Acts 21:40

ESV And when he had given him permission, Paul, standing on the steps, motioned with his hand to the people. And when there was a great hush, he addressed them in the Hebrew language, saying:
NIV After receiving the commander's permission, Paul stood on the steps and motioned to the crowd. When they were all silent, he said to them in Aramaic:
NASB When he had given him permission, Paul, standing on the stairs, motioned to the people with his hand; and when there was a great silence, he spoke to them in the Hebrew dialect, saying,
CSB After he had given permission, Paul stood on the steps and motioned with his hand to the people. When there was a great hush, he addressed them in Aramaic:
NLT The commander agreed, so Paul stood on the stairs and motioned to the people to be quiet. Soon a deep silence enveloped the crowd, and he addressed them in their own language, Aramaic.
KJV And when he had given him licence, Paul stood on the stairs, and beckoned with the hand unto the people. And when there was made a great silence, he spake unto them in the Hebrew tongue, saying,

What does Acts 21:40 mean?

When the tribune allows Paul to speak to his attackers, he doesn't realize he and Paul are at cross purposes. The tribune—an officer of the Roman cohort in Jerusalem—wants to know why the formerly peaceful temple courtyard turned into a group beating with Paul as its target. He's already asked the attackers but can't get a straight answer (Acts 21:34). When Paul asks to speak—and verifies he is not an Egyptian revolutionary (Acts 21:38–39)—the tribune hopes Paul will say something useful.

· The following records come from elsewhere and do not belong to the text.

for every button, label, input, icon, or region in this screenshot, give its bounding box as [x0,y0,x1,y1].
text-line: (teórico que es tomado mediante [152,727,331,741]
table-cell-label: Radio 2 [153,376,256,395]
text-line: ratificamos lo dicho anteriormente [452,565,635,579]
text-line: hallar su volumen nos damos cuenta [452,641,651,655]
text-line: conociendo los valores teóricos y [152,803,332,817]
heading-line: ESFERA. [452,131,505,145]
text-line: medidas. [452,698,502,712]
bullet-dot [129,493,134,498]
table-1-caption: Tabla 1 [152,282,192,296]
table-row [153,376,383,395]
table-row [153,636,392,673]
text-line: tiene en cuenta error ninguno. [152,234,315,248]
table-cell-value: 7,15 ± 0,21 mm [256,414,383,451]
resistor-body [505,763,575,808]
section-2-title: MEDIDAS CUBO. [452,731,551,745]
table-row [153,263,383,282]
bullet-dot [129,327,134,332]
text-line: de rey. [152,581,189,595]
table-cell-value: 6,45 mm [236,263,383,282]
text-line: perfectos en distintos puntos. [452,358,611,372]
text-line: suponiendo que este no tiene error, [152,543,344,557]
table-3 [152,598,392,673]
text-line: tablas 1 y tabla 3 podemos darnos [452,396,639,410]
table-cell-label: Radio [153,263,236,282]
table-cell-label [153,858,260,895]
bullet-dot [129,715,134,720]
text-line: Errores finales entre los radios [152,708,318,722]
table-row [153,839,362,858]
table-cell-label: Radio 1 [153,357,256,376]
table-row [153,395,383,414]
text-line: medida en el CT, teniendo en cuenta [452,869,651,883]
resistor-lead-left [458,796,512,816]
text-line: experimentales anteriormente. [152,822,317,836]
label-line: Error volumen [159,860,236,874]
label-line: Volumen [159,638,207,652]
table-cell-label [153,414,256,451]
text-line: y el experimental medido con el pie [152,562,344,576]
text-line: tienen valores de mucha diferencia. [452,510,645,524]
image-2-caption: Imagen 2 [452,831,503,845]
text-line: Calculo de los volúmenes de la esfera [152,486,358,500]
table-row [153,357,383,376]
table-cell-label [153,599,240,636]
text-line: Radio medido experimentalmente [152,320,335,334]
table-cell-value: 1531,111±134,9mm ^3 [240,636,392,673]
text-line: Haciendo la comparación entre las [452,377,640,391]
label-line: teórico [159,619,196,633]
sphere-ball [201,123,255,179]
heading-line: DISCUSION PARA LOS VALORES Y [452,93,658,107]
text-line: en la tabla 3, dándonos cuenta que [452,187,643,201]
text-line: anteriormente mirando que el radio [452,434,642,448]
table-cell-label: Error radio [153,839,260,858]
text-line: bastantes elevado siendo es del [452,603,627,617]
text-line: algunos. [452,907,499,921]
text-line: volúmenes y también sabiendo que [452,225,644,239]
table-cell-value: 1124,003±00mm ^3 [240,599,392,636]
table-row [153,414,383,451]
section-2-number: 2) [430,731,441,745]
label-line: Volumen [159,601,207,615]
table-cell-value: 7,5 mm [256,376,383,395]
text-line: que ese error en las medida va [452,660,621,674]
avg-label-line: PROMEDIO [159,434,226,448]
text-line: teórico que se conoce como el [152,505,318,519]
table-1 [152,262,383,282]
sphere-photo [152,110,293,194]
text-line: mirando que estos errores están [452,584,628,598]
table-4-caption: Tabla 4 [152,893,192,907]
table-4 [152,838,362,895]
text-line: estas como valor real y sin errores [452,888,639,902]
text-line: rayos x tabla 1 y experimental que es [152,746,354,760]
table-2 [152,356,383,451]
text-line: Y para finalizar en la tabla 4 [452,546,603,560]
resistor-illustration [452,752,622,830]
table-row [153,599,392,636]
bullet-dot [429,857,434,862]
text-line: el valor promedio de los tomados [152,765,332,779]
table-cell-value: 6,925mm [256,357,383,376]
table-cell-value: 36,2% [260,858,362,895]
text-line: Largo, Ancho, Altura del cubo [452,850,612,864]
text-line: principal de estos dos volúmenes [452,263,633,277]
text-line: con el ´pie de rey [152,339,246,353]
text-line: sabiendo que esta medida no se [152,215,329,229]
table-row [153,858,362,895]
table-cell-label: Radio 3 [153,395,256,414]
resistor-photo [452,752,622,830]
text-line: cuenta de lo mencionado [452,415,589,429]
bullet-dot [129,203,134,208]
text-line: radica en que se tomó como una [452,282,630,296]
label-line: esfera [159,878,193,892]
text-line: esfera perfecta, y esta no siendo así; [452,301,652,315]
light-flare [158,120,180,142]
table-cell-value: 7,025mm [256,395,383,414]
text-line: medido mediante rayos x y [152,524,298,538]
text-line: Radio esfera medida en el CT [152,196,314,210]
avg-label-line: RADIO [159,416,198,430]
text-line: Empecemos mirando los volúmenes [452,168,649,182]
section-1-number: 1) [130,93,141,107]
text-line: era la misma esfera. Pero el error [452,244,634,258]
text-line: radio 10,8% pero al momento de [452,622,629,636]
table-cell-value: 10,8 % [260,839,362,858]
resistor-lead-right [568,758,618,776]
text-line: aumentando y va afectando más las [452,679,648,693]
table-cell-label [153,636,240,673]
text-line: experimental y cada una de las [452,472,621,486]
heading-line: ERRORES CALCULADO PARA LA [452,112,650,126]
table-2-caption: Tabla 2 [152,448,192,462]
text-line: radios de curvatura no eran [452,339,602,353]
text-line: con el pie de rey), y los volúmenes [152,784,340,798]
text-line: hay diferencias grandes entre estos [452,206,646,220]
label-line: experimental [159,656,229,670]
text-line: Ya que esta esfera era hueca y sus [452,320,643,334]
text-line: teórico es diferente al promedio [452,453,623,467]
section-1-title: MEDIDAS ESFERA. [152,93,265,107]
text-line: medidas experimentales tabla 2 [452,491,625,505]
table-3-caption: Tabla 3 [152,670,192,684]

Paul knows why he was arrested. Ostensibly, he's being attacked because Jews from modern-day Turkey saw him in town with Trophimus, a Gentile also from that province. Those men also saw Paul in the temple and think Paul brought Trophimus into the temple. Deeper than that, he knows that legalistic Jewish Christians, who have been giving him grief since just after his first missionary voyage (Acts 15:1–2), spread the rumor that he's been teaching Jews they don't need to be circumcised (Acts 21:20–21, 28).

Even deeper than that, Paul knows the mob attacked him because it is God's plan. The Holy Spirit has been telling him—and others—for months that he will find "imprisonment and afflictions" in Jerusalem (Acts 20:22–23; 21:4, 9–11). Since arrest by the Romans is inevitable and his public ministry will be paused, he wants to take this last chance not to defend himself but to give the testimony of how Jesus of Nazareth has changed his life (Acts 22:3–21).

The audience listens until Paul reaches the point where Jesus commissions him to share His message with Gentiles. The mob suddenly remembers why they're angry and shouts at the tribune to take him away. The tribune hasn't learned anything of value—possibly because Paul is speaking the "Hebrew dialect" of Aramaic. He orders Paul flogged—a traditional Roman method of extracting information—which Paul avoids by pointing out he's a Roman citizen (Acts 22:22–29). Paul spends the next five years under house arrest, but he does finally get to Rome.